Dimes’ first pitch sailed over catcher Corrine “Red Ram” Singleton’s head- but took a lucky carom off the backstop, right into her glove. For some reason, Pembleton waved the runner from third home. Singleton fired to Dimes covering the plate. Out. Game over.

The Bluebirds had won the World Series on a bizarre managerial call, and Bruce never got to swing his bat.

As Toronto celebrated on Atlanta’s field, the stadium fell silent. For HAE fans, it was yet another heart-rending failure- another year where the nation that “bled sports and bled baseball” was denied by a northern, corporate machine.

For Bruce, though, this went deeper than loss. He couldn’t shake the feeling that something was off- that Pembleton’s decisions had been too illogical to be honest. Why no challenge? Why send a runner doomed by a mile? Why deny him his chance to win it?

The thought he dreaded most crept in: Pembleton had thrown the game. He couldn’t prove it, but it was the only way any of it made sense.
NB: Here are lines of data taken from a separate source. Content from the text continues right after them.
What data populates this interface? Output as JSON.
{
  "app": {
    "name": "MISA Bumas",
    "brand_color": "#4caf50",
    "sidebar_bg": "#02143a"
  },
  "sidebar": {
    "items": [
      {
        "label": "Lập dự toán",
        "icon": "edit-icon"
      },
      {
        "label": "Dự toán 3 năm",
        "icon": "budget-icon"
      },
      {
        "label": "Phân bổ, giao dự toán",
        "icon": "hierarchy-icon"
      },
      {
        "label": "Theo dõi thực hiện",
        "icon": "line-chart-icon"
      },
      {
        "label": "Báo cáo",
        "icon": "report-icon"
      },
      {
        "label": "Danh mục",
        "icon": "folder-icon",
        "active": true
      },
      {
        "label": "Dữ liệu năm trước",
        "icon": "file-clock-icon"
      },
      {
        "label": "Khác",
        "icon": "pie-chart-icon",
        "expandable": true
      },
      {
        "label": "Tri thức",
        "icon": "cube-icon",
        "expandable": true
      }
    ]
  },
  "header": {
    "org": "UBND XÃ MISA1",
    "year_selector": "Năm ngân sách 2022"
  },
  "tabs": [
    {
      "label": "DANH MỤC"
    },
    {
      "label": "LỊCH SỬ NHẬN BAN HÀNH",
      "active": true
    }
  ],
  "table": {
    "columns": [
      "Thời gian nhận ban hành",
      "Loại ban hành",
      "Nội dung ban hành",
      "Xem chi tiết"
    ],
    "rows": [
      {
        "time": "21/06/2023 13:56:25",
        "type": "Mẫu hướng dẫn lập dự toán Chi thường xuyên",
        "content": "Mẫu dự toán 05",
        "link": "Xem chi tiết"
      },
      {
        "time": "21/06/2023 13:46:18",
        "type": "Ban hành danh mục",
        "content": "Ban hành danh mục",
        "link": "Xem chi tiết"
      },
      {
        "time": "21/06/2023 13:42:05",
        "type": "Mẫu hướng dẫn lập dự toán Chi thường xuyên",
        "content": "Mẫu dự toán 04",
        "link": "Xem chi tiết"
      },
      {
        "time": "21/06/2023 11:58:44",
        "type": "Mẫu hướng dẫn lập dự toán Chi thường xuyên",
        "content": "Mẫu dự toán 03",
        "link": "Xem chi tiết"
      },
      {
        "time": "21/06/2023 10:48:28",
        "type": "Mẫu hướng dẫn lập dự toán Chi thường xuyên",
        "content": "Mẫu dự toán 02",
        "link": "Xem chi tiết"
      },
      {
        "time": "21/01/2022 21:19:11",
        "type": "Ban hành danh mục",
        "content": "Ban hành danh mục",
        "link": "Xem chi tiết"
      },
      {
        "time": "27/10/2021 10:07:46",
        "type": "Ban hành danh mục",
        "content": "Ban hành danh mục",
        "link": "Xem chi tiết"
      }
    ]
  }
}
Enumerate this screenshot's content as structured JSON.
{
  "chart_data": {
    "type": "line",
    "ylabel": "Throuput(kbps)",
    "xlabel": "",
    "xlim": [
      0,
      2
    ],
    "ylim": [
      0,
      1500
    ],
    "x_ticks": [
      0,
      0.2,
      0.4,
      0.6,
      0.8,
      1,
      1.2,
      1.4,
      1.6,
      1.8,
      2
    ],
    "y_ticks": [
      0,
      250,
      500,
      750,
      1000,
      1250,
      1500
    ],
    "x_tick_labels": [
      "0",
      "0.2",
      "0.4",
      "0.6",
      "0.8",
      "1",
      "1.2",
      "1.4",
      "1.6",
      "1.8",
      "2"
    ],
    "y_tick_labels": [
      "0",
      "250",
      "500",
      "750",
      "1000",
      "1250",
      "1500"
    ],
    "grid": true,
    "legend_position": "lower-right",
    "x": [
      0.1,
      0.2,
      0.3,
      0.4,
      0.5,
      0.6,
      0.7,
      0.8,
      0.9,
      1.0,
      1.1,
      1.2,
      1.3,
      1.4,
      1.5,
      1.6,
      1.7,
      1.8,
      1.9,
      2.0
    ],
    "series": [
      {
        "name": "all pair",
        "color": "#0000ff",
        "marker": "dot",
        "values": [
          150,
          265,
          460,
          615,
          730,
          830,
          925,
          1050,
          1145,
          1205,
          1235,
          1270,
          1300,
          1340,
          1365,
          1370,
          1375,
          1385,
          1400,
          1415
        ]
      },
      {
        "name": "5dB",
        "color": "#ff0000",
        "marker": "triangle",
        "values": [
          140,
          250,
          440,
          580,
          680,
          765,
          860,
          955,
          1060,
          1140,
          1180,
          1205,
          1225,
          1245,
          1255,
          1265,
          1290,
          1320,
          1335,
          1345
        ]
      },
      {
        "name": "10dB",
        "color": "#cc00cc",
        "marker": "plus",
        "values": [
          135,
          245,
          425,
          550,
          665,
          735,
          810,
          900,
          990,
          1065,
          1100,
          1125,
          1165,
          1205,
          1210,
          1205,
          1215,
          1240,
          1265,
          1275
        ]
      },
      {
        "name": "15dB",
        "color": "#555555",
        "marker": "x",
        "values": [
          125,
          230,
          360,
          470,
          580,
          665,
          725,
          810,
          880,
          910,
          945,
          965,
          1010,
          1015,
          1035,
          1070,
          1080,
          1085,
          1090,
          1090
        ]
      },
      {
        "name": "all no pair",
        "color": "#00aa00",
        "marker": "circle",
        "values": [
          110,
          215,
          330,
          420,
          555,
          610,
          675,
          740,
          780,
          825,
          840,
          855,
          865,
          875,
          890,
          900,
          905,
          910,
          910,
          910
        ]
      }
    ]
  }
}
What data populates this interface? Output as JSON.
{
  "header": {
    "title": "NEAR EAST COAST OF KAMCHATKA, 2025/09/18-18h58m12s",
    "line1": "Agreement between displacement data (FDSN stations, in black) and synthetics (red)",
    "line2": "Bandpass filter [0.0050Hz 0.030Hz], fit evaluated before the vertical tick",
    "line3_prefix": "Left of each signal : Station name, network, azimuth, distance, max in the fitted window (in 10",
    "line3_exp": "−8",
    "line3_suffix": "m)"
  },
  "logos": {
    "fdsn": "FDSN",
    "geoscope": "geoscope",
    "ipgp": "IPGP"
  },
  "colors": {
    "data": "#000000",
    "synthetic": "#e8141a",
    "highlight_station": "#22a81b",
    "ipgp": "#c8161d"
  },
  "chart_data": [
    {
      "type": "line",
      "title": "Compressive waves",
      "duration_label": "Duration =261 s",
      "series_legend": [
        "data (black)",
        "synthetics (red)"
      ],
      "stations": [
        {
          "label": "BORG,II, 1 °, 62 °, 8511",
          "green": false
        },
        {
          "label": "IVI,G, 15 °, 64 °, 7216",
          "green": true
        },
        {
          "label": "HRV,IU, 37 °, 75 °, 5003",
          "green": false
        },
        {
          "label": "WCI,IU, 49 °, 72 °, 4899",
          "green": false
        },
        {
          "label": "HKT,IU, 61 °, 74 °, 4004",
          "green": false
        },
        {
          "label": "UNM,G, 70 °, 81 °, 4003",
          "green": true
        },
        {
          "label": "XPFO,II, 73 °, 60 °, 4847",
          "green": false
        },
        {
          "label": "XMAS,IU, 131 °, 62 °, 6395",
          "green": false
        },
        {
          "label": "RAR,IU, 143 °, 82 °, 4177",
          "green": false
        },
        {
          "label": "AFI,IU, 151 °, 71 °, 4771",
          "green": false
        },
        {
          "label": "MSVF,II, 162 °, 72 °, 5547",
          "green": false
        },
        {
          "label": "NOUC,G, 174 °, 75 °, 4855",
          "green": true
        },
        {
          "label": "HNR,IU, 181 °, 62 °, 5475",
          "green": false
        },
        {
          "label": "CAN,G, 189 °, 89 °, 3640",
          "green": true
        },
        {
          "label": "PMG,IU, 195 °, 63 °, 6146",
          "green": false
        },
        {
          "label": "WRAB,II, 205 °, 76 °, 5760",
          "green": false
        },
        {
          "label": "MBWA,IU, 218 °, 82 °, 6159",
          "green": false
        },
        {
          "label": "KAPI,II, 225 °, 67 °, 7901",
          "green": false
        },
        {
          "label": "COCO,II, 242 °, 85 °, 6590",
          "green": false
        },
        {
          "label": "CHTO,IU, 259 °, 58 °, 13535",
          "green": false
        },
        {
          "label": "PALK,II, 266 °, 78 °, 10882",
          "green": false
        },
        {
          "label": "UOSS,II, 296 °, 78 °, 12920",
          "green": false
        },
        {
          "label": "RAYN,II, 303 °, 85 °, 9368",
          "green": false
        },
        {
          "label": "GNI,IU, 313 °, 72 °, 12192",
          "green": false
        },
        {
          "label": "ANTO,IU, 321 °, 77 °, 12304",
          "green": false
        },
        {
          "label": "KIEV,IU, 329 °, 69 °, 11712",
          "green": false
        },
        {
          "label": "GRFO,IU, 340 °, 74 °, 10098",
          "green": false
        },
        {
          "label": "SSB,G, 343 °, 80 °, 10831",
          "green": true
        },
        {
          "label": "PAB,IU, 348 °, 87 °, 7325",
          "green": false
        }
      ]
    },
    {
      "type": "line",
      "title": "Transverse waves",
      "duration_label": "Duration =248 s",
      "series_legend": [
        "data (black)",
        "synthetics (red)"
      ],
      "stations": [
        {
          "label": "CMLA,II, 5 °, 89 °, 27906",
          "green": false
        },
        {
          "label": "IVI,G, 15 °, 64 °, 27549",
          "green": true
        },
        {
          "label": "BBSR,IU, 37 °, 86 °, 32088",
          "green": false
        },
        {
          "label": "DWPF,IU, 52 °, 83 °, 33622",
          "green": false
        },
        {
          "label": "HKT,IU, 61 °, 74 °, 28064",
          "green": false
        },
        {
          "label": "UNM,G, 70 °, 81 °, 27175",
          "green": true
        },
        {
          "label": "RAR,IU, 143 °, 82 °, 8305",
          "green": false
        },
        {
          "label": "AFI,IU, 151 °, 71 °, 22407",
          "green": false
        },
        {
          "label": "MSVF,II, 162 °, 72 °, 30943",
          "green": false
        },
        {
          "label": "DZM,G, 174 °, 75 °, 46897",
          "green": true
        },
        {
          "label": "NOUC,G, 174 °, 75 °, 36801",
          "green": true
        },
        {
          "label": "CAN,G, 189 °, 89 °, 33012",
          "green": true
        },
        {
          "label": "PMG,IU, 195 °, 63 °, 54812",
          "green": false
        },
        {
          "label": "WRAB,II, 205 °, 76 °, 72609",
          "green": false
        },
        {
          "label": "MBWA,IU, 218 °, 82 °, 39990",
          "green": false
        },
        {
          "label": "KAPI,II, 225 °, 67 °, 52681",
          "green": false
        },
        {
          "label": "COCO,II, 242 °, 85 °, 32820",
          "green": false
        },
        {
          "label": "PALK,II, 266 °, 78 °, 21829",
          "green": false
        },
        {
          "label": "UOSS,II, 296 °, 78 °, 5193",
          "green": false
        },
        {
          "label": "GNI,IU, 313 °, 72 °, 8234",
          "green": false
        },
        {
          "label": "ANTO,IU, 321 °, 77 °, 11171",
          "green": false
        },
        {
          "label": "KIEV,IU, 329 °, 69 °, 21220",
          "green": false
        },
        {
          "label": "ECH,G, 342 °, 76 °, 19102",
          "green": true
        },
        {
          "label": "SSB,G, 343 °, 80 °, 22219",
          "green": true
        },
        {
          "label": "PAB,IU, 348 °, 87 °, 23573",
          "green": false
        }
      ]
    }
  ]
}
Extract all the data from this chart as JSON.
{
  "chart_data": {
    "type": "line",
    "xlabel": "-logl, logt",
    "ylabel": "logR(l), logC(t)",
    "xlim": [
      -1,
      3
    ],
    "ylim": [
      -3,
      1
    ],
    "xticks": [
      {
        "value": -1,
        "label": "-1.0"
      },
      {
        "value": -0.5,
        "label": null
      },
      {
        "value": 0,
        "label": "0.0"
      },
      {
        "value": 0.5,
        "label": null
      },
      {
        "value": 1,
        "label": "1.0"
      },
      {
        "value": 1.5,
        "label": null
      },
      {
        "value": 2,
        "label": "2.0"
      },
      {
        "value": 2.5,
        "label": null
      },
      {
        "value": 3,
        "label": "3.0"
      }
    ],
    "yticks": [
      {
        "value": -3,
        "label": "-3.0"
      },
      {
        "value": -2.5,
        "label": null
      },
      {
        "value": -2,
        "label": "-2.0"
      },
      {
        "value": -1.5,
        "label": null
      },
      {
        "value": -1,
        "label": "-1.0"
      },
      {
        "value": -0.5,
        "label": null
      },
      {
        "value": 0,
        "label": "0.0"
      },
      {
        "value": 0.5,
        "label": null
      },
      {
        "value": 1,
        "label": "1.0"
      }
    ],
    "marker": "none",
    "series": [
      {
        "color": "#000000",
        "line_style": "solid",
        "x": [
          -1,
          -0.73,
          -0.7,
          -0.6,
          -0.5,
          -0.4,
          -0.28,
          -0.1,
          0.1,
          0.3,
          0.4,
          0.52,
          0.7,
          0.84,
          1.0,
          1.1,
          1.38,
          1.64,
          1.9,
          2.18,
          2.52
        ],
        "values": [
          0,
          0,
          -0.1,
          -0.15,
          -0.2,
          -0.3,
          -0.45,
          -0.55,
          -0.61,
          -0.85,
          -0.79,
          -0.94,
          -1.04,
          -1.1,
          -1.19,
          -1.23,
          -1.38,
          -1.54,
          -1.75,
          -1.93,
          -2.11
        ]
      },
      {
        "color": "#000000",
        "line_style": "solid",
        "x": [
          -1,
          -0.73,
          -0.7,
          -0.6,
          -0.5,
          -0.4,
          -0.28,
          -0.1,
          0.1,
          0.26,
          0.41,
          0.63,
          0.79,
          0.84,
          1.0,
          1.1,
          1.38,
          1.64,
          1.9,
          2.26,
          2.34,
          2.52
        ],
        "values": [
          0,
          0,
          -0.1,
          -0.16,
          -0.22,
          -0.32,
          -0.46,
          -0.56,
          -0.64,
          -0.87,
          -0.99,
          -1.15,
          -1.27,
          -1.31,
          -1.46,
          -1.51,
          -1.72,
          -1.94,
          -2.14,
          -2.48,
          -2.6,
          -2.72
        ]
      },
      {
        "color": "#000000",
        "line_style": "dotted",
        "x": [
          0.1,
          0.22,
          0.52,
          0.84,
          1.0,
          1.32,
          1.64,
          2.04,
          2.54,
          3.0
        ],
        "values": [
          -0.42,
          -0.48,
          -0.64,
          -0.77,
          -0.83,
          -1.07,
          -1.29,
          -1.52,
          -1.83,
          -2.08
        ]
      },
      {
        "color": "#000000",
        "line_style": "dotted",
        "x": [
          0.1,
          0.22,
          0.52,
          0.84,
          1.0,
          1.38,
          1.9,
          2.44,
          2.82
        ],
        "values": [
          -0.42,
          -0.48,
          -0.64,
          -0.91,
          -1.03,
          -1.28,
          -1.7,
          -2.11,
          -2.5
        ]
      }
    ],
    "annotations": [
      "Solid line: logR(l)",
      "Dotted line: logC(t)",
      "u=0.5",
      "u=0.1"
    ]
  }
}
Standing there as the Bluebirds poured champagne on his field, Bruce felt something in him break. If this was what baseball had become- petty power, corruption, humiliation- then he was done with it.

When he finally walked off the field that morning, Bruce McCrain had already made up his mind: he would trade his bat for his helmet and dedicate himself fully to football- leaving the crumbling world of baseball behind forever.